So for a while I’ve been interested in using some projections with my paintings, and particularly how colored light will affect colored pigments. The way this works is fairly simple, there are two ways we perceive color and that is additive and subtractive color. The process of deducing what color we see (since our eyes see colors in a specific way) is however a bit counterintuitive since generally most don’t differentiate between colored light and pigment. With light, the presence of all three primaries (which also change with pigments) Green, Blue, and Red will produce white light.
However for my paintings I will be using pigments as well, and then the colored light will effect how our eyes perceive the pigments. I found this color chart online which was used for deducing how colored costumes in theater productions would respond to colored lights. I was surprised that there wasn’t anything more modern, but I suppose those working in Theater learn pretty quick what works, and how to accentuate certain colors. On top of that, the number of gels which can be utilized are extremely varied so each color combination is well thought out in advance.

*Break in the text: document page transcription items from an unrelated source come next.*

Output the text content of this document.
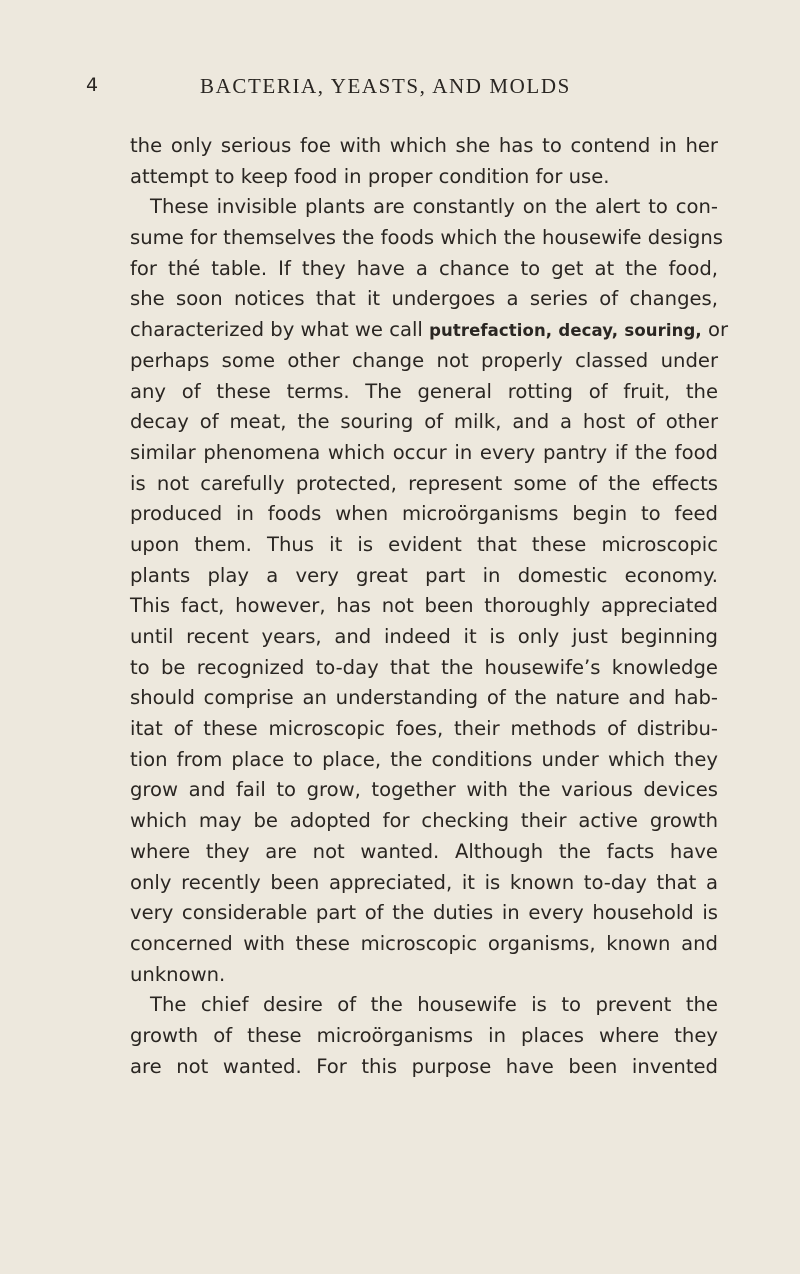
4	BACTERIA, YEASTS, AND MOLDS
the only serious foe with which she has to contend in her
attempt to keep food in proper condition for use.
These invisible plants are constantly on the alert to con-
sume for themselves the foods which the housewife designs
for thé table. If they have a chance to get at the food,
she soon notices that it undergoes a series of changes,
characterized by what we call putrefaction, decay, souring, or
perhaps some other change not properly classed under
any of these terms. The general rotting of fruit, the
decay of meat, the souring of milk, and a host of other
similar phenomena which occur in every pantry if the food
is not carefully protected, represent some of the effects
produced in foods when microörganisms begin to feed
upon them. Thus it is evident that these microscopic
plants play a very great part in domestic economy.
This fact, however, has not been thoroughly appreciated
until recent years, and indeed it is only just beginning
to be recognized to-day that the housewife’s knowledge
should comprise an understanding of the nature and hab-
itat of these microscopic foes, their methods of distribu-
tion from place to place, the conditions under which they
grow and fail to grow, together with the various devices
which may be adopted for checking their active growth
where they are not wanted. Although the facts have
only recently been appreciated, it is known to-day that a
very considerable part of the duties in every household is
concerned with these microscopic organisms, known and
unknown.
The chief desire of the housewife is to prevent the
growth of these microörganisms in places where they
are not wanted. For this purpose have been invented
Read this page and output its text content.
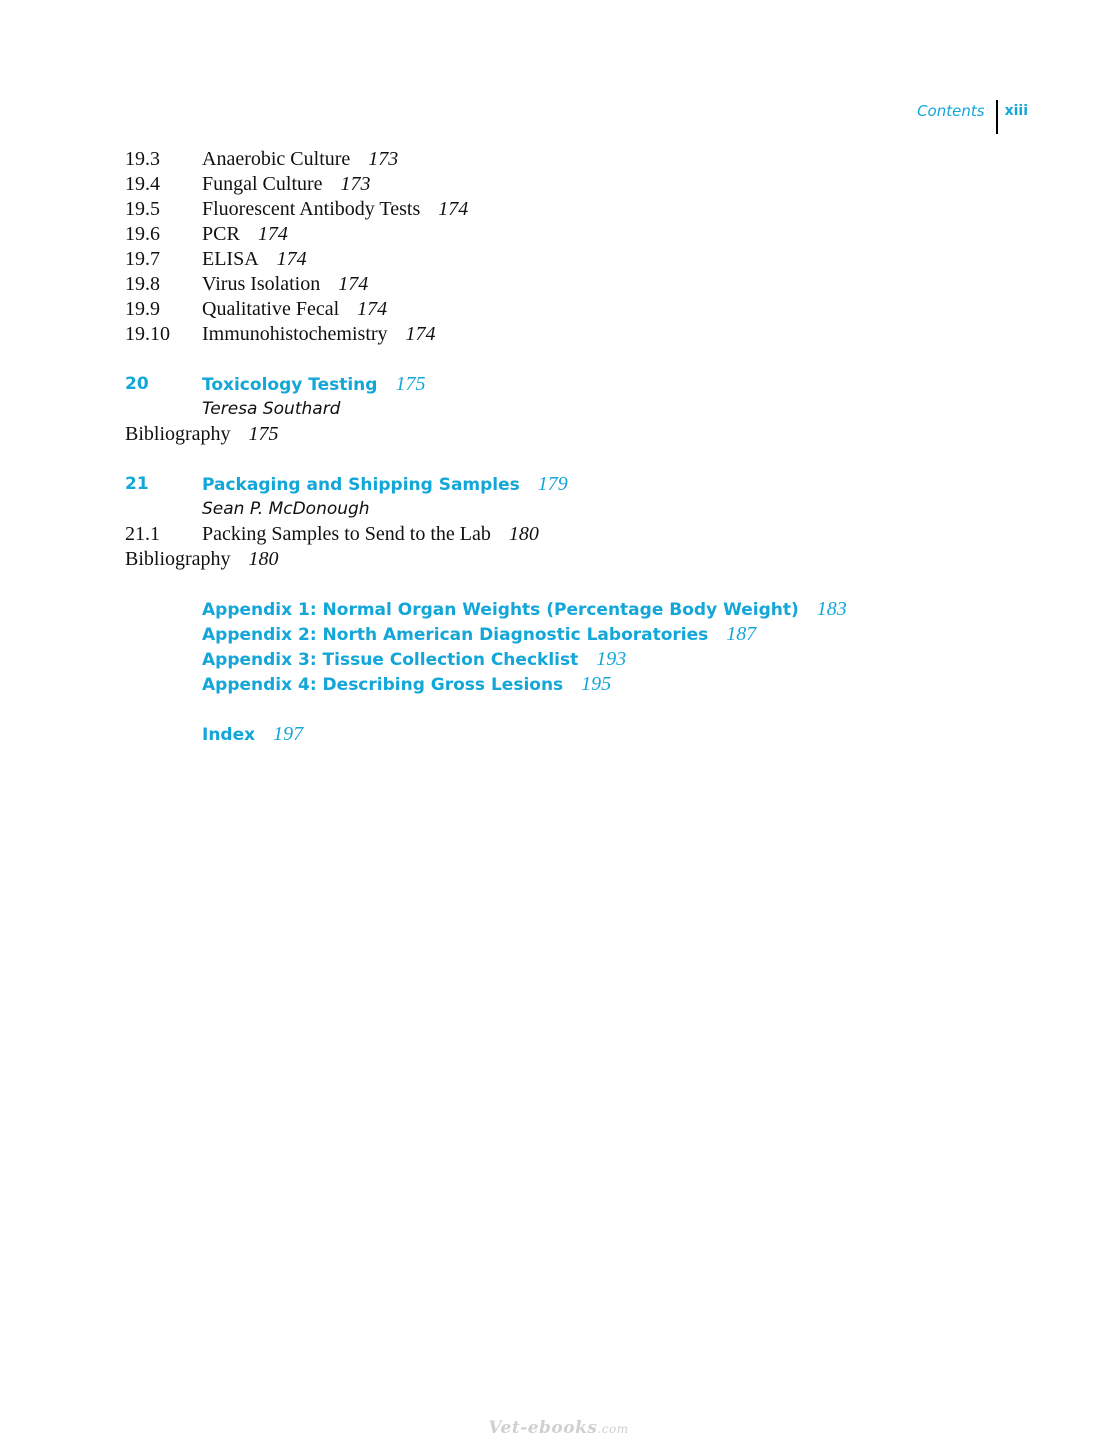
Contents	xiii
19.3 Anaerobic Culture 173
19.4 Fungal Culture 173
19.5 Fluorescent Antibody Tests 174
19.6 PCR 174
19.7 ELISA 174
19.8 Virus Isolation 174
19.9 Qualitative Fecal 174
19.10 Immunohistochemistry 174
20	Toxicology Testing 175
Teresa Southard
Bibliography 175
21	Packaging and Shipping Samples 179
Sean P. McDonough
21.1 Packing Samples to Send to the Lab 180
Bibliography 180
Appendix 1: Normal Organ Weights (Percentage Body Weight) 183
Appendix 2: North American Diagnostic Laboratories 187
Appendix 3: Tissue Collection Checklist 193
Appendix 4: Describing Gross Lesions 195
Index 197
Vet-ebooks.com
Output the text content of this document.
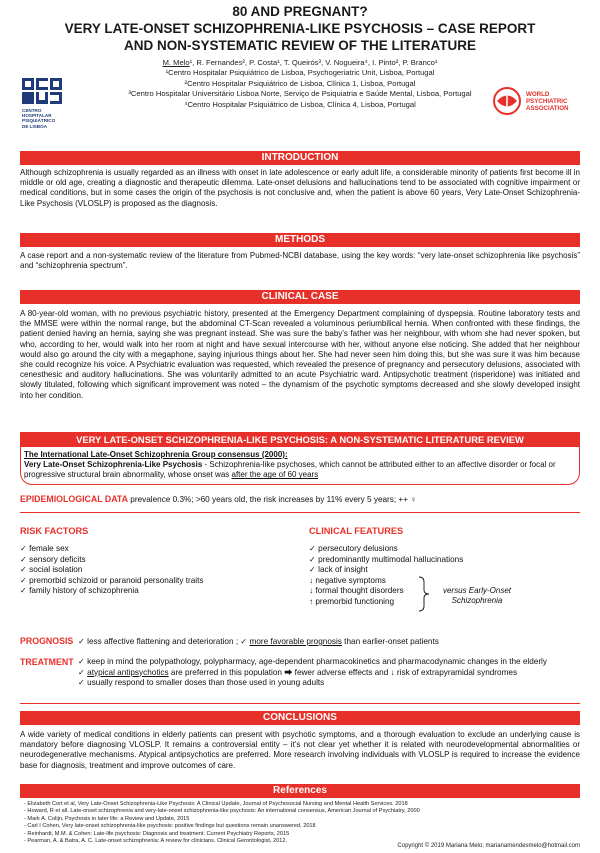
80 AND PREGNANT?
VERY LATE-ONSET SCHIZOPHRENIA-LIKE PSYCHOSIS – CASE REPORT
AND NON-SYSTEMATIC REVIEW OF THE LITERATURE
CENTRO
HOSPITALAR
PSIQUIÁTRICO
DE LISBOA
M. Melo¹, R. Fernandes², P. Costa¹, T. Queirós³, V. Nogueira⁴, I. Pinto², P. Branco¹
¹Centro Hospitalar Psiquiátrico de Lisboa, Psychogeriatric Unit, Lisboa, Portugal
²Centro Hospitalar Psiquiátrico de Lisboa, Clínica 1, Lisboa, Portugal
³Centro Hospitalar Universitário Lisboa Norte, Serviço de Psiquiatria e Saúde Mental, Lisboa, Portugal
⁴Centro Hospitalar Psiquiátrico de Lisboa, Clínica 4, Lisboa, Portugal
WORLD
PSYCHIATRIC
ASSOCIATION
INTRODUCTION
Although schizophrenia is usually regarded as an illness with onset in late adolescence or early adult life, a considerable minority of patients first become ill in middle or old age, creating a diagnostic and therapeutic dilemma. Late-onset delusions and hallucinations tend to be associated with cognitive impairment or medical conditions, but in some cases the origin of the psychosis is not conclusive and, when the patient is above 60 years, Very Late-Onset Schizophrenia-Like Psychosis (VLOSLP) is proposed as the diagnosis.
METHODS
A case report and a non-systematic review of the literature from Pubmed-NCBI database, using the key words: “very late-onset schizophrenia like psychosis” and “schizophrenia spectrum”.
CLINICAL CASE
A 80-year-old woman, with no previous psychiatric history, presented at the Emergency Department complaining of dyspepsia. Routine laboratory tests and the MMSE were within the normal range, but the abdominal CT-Scan revealed a voluminous periumbilical hernia. When confronted with these findings, the patient denied having an hernia, saying she was pregnant instead. She was sure the baby’s father was her neighbour, with whom she had never spoken, but who, according to her, would walk into her room at night and have sexual intercourse with her, without anyone else noticing. She added that her neighbour would also go around the city with a megaphone, saying injurious things about her. She had never seen him doing this, but she was sure it was him because she could recognize his voice. A Psychiatric evaluation was requested, which revealed the presence of pregnancy and persecutory delusions, associated with cenesthesic and auditory hallucinations. She was voluntarily admitted to an acute Psychiatric ward. Antipsychotic treatment (risperidone) was initiated and slowly titulated, following which significant improvement was noted – the dynamism of the psychotic symptoms decreased and she slowly developed insight into her condition.
VERY LATE-ONSET SCHIZOPHRENIA-LIKE PSYCHOSIS: A NON-SYSTEMATIC LITERATURE REVIEW
The International Late-Onset Schizophrenia Group consensus (2000):
Very Late-Onset Schizophrenia-Like Psychosis - Schizophrenia-like psychoses, which cannot be attributed either to an affective disorder or focal or progressive structural brain abnormality, whose onset was after the age of 60 years
EPIDEMIOLOGICAL DATA prevalence 0.3%; >60 years old, the risk increases by 11% every 5 years; ++ ♀
RISK FACTORS
✓ female sex
✓ sensory deficits
✓ social isolation
✓ premorbid schizoid or paranoid personality traits
✓ family history of schizophrenia
CLINICAL FEATURES
✓ persecutory delusions
✓ predominantly multimodal hallucinations
✓ lack of insight
↓ negative symptoms
↓ formal thought disorders
↑ premorbid functioning
versus Early-Onset
Schizophrenia
PROGNOSIS ✓ less affective flattening and deterioration ; ✓ more favorable prognosis than earlier-onset patients
TREATMENT ✓ keep in mind the polypathology, polypharmacy, age-dependent pharmacokinetics and pharmacodynamic changes in the elderly
✓ atypical antipsychotics are preferred in this population ⮕ fewer adverse effects and ↓ risk of extrapyramidal syndromes
✓ usually respond to smaller doses than those used in young adults
CONCLUSIONS
A wide variety of medical conditions in elderly patients can present with psychotic symptoms, and a thorough evaluation to exclude an underlying cause is mandatory before diagnosing VLOSLP. It remains a controversial entity – it’s not clear yet whether it is related with neurodevelopmental abnormalities or neurodegenerative mechanisms. Atypical antipsychotics are preferred. More research involving individuals with VLOSLP is required to increase the evidence base for diagnosis, treatment and improve outcomes of care.
References
- Elizabeth Cort et al, Very Late-Onset Schizophrenia-Like Psychosis: A Clinical Update, Journal of Psychosocial Nursing and Mental Health Services. 2018
- Howard, R et all. Late-onset schizophrenia and very-late-onset schizophrenia-like psychosis: An international consensus, American Journal of Psychiatry, 2000
- Mark A. Colijn, Psychosis in later life: a Review and Update, 2015
- Carl I Cohen, Very late-onset schizophrenia-like psychosis: positive findings but questions remain unanswered, 2018
- Reinhardt, M.M. & Cohen: Late-life psychosis: Diagnosis and treatment. Current Psychiatry Reports, 2015
- Pearman, A. & Batra, A. C. Late-onset schizophrenia: A review for clinicians. Clinical Gerontologist, 2012.
Copyright © 2019 Mariana Melo; marianamendesmelo@hotmail.com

I’ve chosen to use .gifs as my small animation which will be projected onto the paintings. I like using .gifs since they are small and I can map multiple animations onto numerous paintings without having to worry about having multiple videos open (although I have recently also started playing around with Resolume for this purpose to use once I have a better grasp of how my paintings will react to light). Anyway, currently I just have 1 projector, and gifs are my intro to experimenting with how these colors will start talking to each other. My first goal will be to make a painting completely black, and then flash to a fluorescent version of the original. From these projections I will also be creating .gifs which can be reuploaded online. So the painting, my work in photoshop, utilizing the light/projector, and the finished product both in real life and online will all have a relationship.